Члены комитета шумно поднимались из-за стола, выходили из комнаты, переговариваясь на ходу.

— Что у нас с продовольствием на линкоре? — спросил Ладейников Белецкого.

— Подгнившая капуста, мороженый картофель, пшенка, но сколько точно — не знаю. Гречка еще есть, но сколько — тоже точно не знаю. Мука еще есть...

— Но сколько, точно не знаете, — за Белецкого закончил Ладейников, и оба грустно улыбнулись.

— Я думаю вот о чем, Яков Иванович — если они не пойдут на нас штурмом, значит, будут морить нас голодом... И сколько мы продержимся в условиях полной блокады?

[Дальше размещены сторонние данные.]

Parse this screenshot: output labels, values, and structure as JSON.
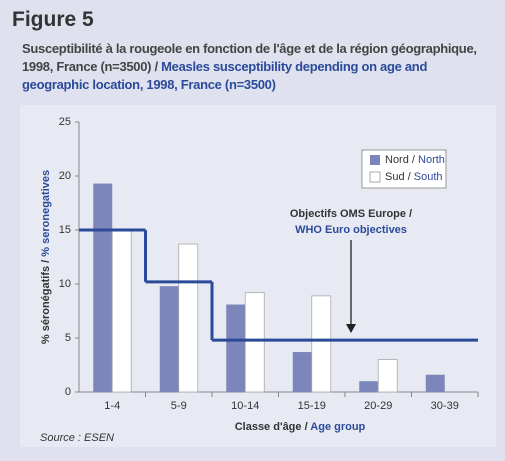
{
  "chart_data": {
    "type": "bar",
    "title": "Figure 5",
    "subtitle": "Susceptibilité à la rougeole en fonction de l'âge et de la région géographique, 1998, France (n=3500) / Measles susceptibility depending on age and geographic location, 1998, France (n=3500)",
    "categories": [
      "1-4",
      "5-9",
      "10-14",
      "15-19",
      "20-29",
      "30-39"
    ],
    "series": [
      {
        "name": "Nord / North",
        "color": "#7d86bb",
        "values": [
          19.3,
          9.8,
          8.1,
          3.7,
          1.0,
          1.6
        ]
      },
      {
        "name": "Sud / South",
        "color": "#ffffff",
        "values": [
          15.0,
          13.7,
          9.2,
          8.9,
          3.0,
          null
        ]
      }
    ],
    "objective": {
      "color": "#2b4a9a",
      "values": [
        15,
        10.2,
        4.8,
        4.8,
        4.8,
        4.8
      ]
    },
    "annotation": [
      "Objectifs OMS Europe /",
      "WHO Euro objectives"
    ],
    "ylim": [
      0,
      25
    ],
    "yticks": [
      0,
      5,
      10,
      15,
      20,
      25
    ],
    "ylabel": "% séronégatifs / % seronegatives",
    "xlabel": "Classe d'âge / Age group",
    "source": "Source : ESEN",
    "legend": "upper right"
  }
}
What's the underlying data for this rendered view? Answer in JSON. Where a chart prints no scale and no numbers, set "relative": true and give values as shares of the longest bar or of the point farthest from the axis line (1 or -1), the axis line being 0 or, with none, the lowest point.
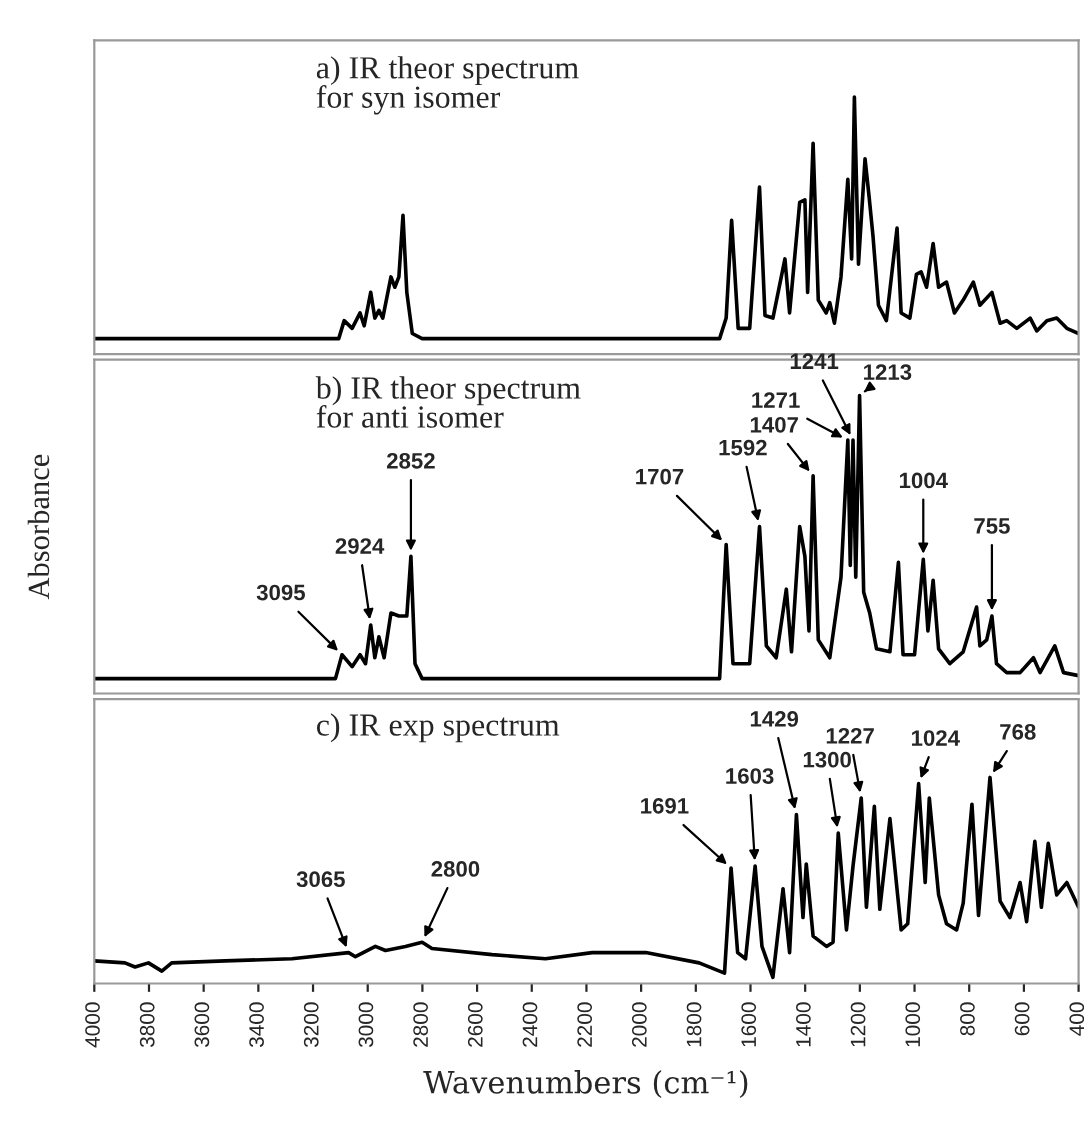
{
  "chart_data": [
    {
      "type": "line",
      "title": "a) IR theor spectrum\nfor syn isomer",
      "relative": true,
      "xlim": [
        4000,
        400
      ],
      "tick_labels": false,
      "grid": false,
      "series": [
        {
          "color": "#000000",
          "x": [
            4000,
            3106,
            3086,
            3057,
            3028,
            3013,
            2989,
            2974,
            2959,
            2945,
            2915,
            2901,
            2886,
            2871,
            2857,
            2837,
            2801,
            1713,
            1689,
            1669,
            1645,
            1603,
            1567,
            1547,
            1518,
            1474,
            1457,
            1420,
            1401,
            1391,
            1371,
            1352,
            1323,
            1310,
            1293,
            1269,
            1244,
            1230,
            1220,
            1205,
            1181,
            1166,
            1152,
            1132,
            1103,
            1064,
            1049,
            1017,
            993,
            976,
            956,
            932,
            912,
            883,
            854,
            822,
            785,
            761,
            717,
            687,
            663,
            626,
            577,
            553,
            516,
            480,
            443,
            400
          ],
          "values": [
            0.06,
            0.06,
            0.13,
            0.1,
            0.16,
            0.11,
            0.24,
            0.14,
            0.17,
            0.14,
            0.3,
            0.26,
            0.3,
            0.54,
            0.24,
            0.08,
            0.06,
            0.06,
            0.14,
            0.52,
            0.1,
            0.1,
            0.65,
            0.15,
            0.14,
            0.37,
            0.16,
            0.59,
            0.6,
            0.24,
            0.82,
            0.21,
            0.16,
            0.2,
            0.12,
            0.3,
            0.68,
            0.37,
            1.0,
            0.35,
            0.76,
            0.61,
            0.46,
            0.19,
            0.13,
            0.49,
            0.16,
            0.14,
            0.31,
            0.32,
            0.26,
            0.43,
            0.26,
            0.28,
            0.16,
            0.21,
            0.28,
            0.19,
            0.24,
            0.12,
            0.13,
            0.1,
            0.14,
            0.09,
            0.13,
            0.14,
            0.1,
            0.08
          ]
        }
      ]
    },
    {
      "type": "line",
      "title": "b) IR theor spectrum\nfor anti isomer",
      "ylabel": "Absorbance",
      "relative": true,
      "xlim": [
        4000,
        400
      ],
      "tick_labels": false,
      "grid": false,
      "series": [
        {
          "color": "#000000",
          "x": [
            4000,
            3118,
            3094,
            3057,
            3028,
            3008,
            2989,
            2974,
            2959,
            2940,
            2915,
            2886,
            2857,
            2842,
            2827,
            2801,
            1713,
            1689,
            1664,
            1603,
            1567,
            1542,
            1506,
            1469,
            1450,
            1420,
            1401,
            1386,
            1371,
            1352,
            1310,
            1269,
            1244,
            1235,
            1225,
            1215,
            1201,
            1186,
            1164,
            1139,
            1090,
            1059,
            1042,
            1000,
            968,
            951,
            932,
            912,
            871,
            822,
            773,
            761,
            736,
            717,
            700,
            663,
            614,
            565,
            541,
            487,
            455,
            400
          ],
          "values": [
            0.05,
            0.05,
            0.13,
            0.09,
            0.13,
            0.1,
            0.23,
            0.12,
            0.19,
            0.12,
            0.27,
            0.26,
            0.26,
            0.46,
            0.1,
            0.05,
            0.05,
            0.5,
            0.1,
            0.1,
            0.56,
            0.16,
            0.12,
            0.35,
            0.14,
            0.56,
            0.46,
            0.21,
            0.73,
            0.18,
            0.12,
            0.39,
            0.85,
            0.43,
            0.85,
            0.39,
            1.0,
            0.34,
            0.27,
            0.15,
            0.14,
            0.44,
            0.13,
            0.13,
            0.45,
            0.21,
            0.38,
            0.15,
            0.1,
            0.14,
            0.29,
            0.16,
            0.18,
            0.26,
            0.1,
            0.07,
            0.07,
            0.12,
            0.07,
            0.16,
            0.07,
            0.06
          ]
        }
      ],
      "annotations": [
        {
          "text": "3095",
          "x": 3094,
          "y": 0.13
        },
        {
          "text": "2924",
          "x": 2989,
          "y": 0.23
        },
        {
          "text": "2852",
          "x": 2842,
          "y": 0.46
        },
        {
          "text": "1707",
          "x": 1689,
          "y": 0.5
        },
        {
          "text": "1592",
          "x": 1567,
          "y": 0.56
        },
        {
          "text": "1407",
          "x": 1371,
          "y": 0.73
        },
        {
          "text": "1271",
          "x": 1244,
          "y": 0.85
        },
        {
          "text": "1241",
          "x": 1225,
          "y": 0.85
        },
        {
          "text": "1213",
          "x": 1201,
          "y": 1.0
        },
        {
          "text": "1004",
          "x": 968,
          "y": 0.45
        },
        {
          "text": "755",
          "x": 717,
          "y": 0.26
        }
      ]
    },
    {
      "type": "line",
      "title": "c) IR exp spectrum",
      "xlabel": "Wavenumbers (cm⁻¹)",
      "relative": true,
      "xlim": [
        4000,
        400
      ],
      "tick_labels": "x",
      "grid": false,
      "xticks": [
        4000,
        3800,
        3600,
        3400,
        3200,
        3000,
        2800,
        2600,
        2400,
        2200,
        2000,
        1800,
        1600,
        1400,
        1200,
        1000,
        800,
        600,
        400
      ],
      "series": [
        {
          "color": "#000000",
          "x": [
            4000,
            3888,
            3851,
            3802,
            3753,
            3717,
            3522,
            3277,
            3070,
            3045,
            2972,
            2935,
            2862,
            2801,
            2765,
            2545,
            2350,
            2179,
            1983,
            1788,
            1695,
            1671,
            1647,
            1618,
            1583,
            1558,
            1518,
            1481,
            1457,
            1432,
            1408,
            1396,
            1371,
            1322,
            1298,
            1279,
            1249,
            1225,
            1195,
            1176,
            1147,
            1127,
            1090,
            1049,
            1025,
            985,
            961,
            946,
            912,
            883,
            846,
            822,
            790,
            766,
            724,
            687,
            651,
            614,
            590,
            560,
            536,
            511,
            480,
            443,
            400
          ],
          "values": [
            0.11,
            0.1,
            0.08,
            0.1,
            0.06,
            0.1,
            0.11,
            0.12,
            0.15,
            0.13,
            0.18,
            0.16,
            0.18,
            0.2,
            0.17,
            0.14,
            0.12,
            0.15,
            0.15,
            0.1,
            0.05,
            0.56,
            0.15,
            0.12,
            0.57,
            0.18,
            0.03,
            0.46,
            0.15,
            0.82,
            0.32,
            0.58,
            0.23,
            0.18,
            0.2,
            0.73,
            0.26,
            0.57,
            0.9,
            0.37,
            0.86,
            0.36,
            0.8,
            0.26,
            0.29,
            0.97,
            0.49,
            0.9,
            0.43,
            0.29,
            0.26,
            0.39,
            0.87,
            0.33,
            1.0,
            0.4,
            0.32,
            0.49,
            0.3,
            0.69,
            0.37,
            0.68,
            0.43,
            0.49,
            0.37
          ]
        }
      ],
      "annotations": [
        {
          "text": "3065",
          "x": 3070,
          "y": 0.15
        },
        {
          "text": "2800",
          "x": 2801,
          "y": 0.2
        },
        {
          "text": "1691",
          "x": 1671,
          "y": 0.56
        },
        {
          "text": "1603",
          "x": 1583,
          "y": 0.57
        },
        {
          "text": "1429",
          "x": 1432,
          "y": 0.82
        },
        {
          "text": "1300",
          "x": 1279,
          "y": 0.73
        },
        {
          "text": "1227",
          "x": 1195,
          "y": 0.9
        },
        {
          "text": "1024",
          "x": 985,
          "y": 0.97
        },
        {
          "text": "768",
          "x": 724,
          "y": 1.0
        }
      ]
    }
  ]
}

— Не знаю, голубчик, право слово, не знаю... — ответил Белецкий. — Вы теперь домой или на корабль?

— Если отпустите, схожу домой, товарищ командир, — улыбнулся Ладейников.

— А если тревога ночью? — тоже улыбнулся Белецкий.

— Да успею я на корабль, Яков Иванович — в первый раз, что ли?

— Ну ступайте, Бог с вами... — сказал Белецкий, и Ладейников заторопился по узкой горбатой улочке...

Квартира Ладейникова.

...В гостиной был полумрак — горела всего одна керосиновая лампа. За круглым столом сидели Настя, Александра, Кирилл и Владимир Козловские, Мордвинцев и Орловский. На столе были свалены в кучу самые разные предметы — фантики из-под конфет, носовой платок, карманные круглые часы с цепочкой, офицерский морской кортик, спичечный коробок.

Настя сидела чуть в стороне, и глаза у нее были завязаны.

...Катерина Васильевна лежала в спальне одетая и читала при свете ночника книгу...

...Кирилл протянул руку и взял из кучки предметов часы-луковицу, спросил:

— Что должен сделать владелец этого фанта?

— Владелец этого фанта должен залезть под стол и трижды пролаять! — четко ответила Настя, и все засмеялись, а Кирилл сказал, глядя на брата:

— Прошу тебя, Володя, исполни.

— О-ох, какая все-таки дурацкая игра... — пробормотал Владимир, полез под стол и трижды громко пролаял, и все вновь засмеялись, зааплодировали.

Владимир выбрался из-под стола смущенный, долго отряхивал колени.

— А ты какую собаку изображал, Володя? Пуделя или шпица? — вежливо осведомился Кирилл, и все опять засмеялись.

— Я овчарку изображал, которая вас сейчас всех покусает, — ответил Владимир.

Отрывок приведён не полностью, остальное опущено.